>Yes, it turns out the solution provider isn't willing to support replication over low bandwidth, so it's going to have to be some sort of remote access setup.
Replication would probably require a very respectable bandwidth support. I can understand their POV. It appears a remote access would probably be better, which is what have usually seen at several occasions from discussions on this site, in situations like yours.
>Embedding documents in the database doesn't happen every day. They might go for a while not doing any, and then have to put in one or two dozen.
As this is not applicable on a regular basis, in order to determine the payload, you would probably extend the calculation period over a very long period, which you certainly have.
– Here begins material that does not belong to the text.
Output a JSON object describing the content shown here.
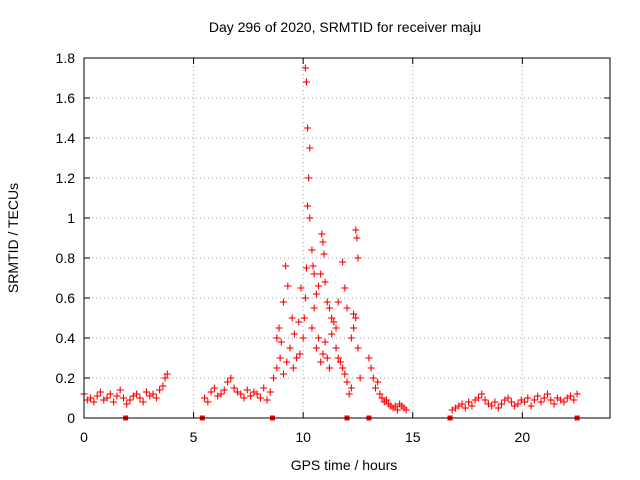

I would usually double up on everything, as far as potential scenarios, just to assure your expections would apply. When we have non regular processes like these, such as random payloads, it makes things a little bit more difficult to predict.
>Do you have any idea of the efficiency of replication in this sort of scenario? If a 1MB document is embedded, how large of a transaction log entry does that create - I wonder if there's significant bloat.
The transaction log tends to grow very fast based on various operations the database has the support, such as removing a bunch of records from a specific operation as well as when adding a new field. It might not be a factor if you have daily maintenance which shrinks some of that. However, if it keeps getting bigger, based on the limit applied into SQL Server, you might have a very big log, especially by embeding such documents into a table.
I never embed such documents into a table. While this is good for security concerns, it defies any potential of external manipulation, which might have served here in such replication. File synchronization would usually be easier to support than database. So, at least, you would have add that part more easily resolved.